Free rise foams were made in a 10 l bucket using the following ingredients, and the foams had the following properties:

	Example	3	4

	Polyisocyanate 3 + Polyisocyanate 4 (30/70 w/w)	47	47
	Polyol 1	100	100
	Polyol 2	5	0
	Dabco 33LV	0.5	0.5
	water	2.5	2.5
	free rise density, kg/m3	49	61
	Resilience, %	47	64

The foams had open cells and could be crushed easily.

Polyol 1 is a sorbitol initiated, polyoxyethylene polyoxypropylene polyol having an OH value of 39 mg KOH/g, an EO content of about 75% by weight and a primary hydroxyl content of 91%.

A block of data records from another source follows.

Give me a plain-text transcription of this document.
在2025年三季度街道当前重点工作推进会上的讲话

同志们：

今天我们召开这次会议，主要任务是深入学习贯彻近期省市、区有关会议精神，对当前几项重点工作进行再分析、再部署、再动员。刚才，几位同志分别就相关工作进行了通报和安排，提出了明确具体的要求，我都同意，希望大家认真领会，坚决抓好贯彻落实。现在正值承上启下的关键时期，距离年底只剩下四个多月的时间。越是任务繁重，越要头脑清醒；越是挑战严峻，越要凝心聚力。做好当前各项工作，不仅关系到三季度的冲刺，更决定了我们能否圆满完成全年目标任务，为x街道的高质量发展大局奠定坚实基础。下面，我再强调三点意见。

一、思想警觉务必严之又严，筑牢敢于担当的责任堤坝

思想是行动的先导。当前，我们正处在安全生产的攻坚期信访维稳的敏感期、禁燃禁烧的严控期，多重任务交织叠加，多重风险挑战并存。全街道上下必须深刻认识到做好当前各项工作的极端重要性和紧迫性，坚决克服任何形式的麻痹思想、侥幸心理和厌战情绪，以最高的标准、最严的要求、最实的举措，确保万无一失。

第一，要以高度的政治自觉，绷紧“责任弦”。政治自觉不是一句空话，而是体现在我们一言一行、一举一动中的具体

Polyol 2 is a sorbitol initiated, polyoxyethylene polyol having an OH value of 187 mg KOH/g.

Examples 5–6

Example 3 was repeated with polyols 3 and 4. The results are as follows:

	Example	5	6

	Polyol 3	100	—
	Polyol 4	—	100
	Polyol 2	5	5
	DABCO 33 LV catalyst	0.5	0.5
	Polyisocyanate 3 + 4	47	45
	Water	2.5	2.5
	Index	108	100
	Free rise density, kg/m3	39	42
	Hysteresis loss	18	13.5
	Resilience	64	63

	Characteristic	polyol 3	polyol 4

	OH value, mg KOH/g	20	26
	Nominal functionality	3	3
	Molecular weight	8400	6500
	Equivalent weight	2800	2165
	Unsaturation, meq/g	0.006	0.004
	EO content, % by weight	76	76
	primary OH content	95	92

Examples 7–10

Free rise foams were made in a 10 l bucket using the following ingredients (in parts by weight):

Example	7	8	9	10

Polyisocyanate 3 + Polyisocyanate 4 (40/60 w/w)	47	47	47	47
Caradol SA 36-02	100	80	80	80
Polyol 5	—	20	20	20
Polyol 6	—	—	0.5	1
Dabco 33 LV	0.7	0.5	0.5	0.5
Water	2.5	2.5	2.5	2.5
Open/close*	1	1–2	1–2	2
Shrinkage	No	No	No	No
*on a 1–5 scale; 1 = open and 5 = closed

Polyol 5 is a glycerol-initiated polyoxyethylene polyoxypropylene polyol having an oxyethylene content of about 29% by weight, an equivalent weight of about 2000 and having first a PO block, then a random EO/PO block and at the tip and EO block (15% w).

Polyol 6 is a glycerol initiated polyoxyethylene polyoxypropylene polyol having 15% by weight of EO (all tip) and an equivalent weight of about 2000.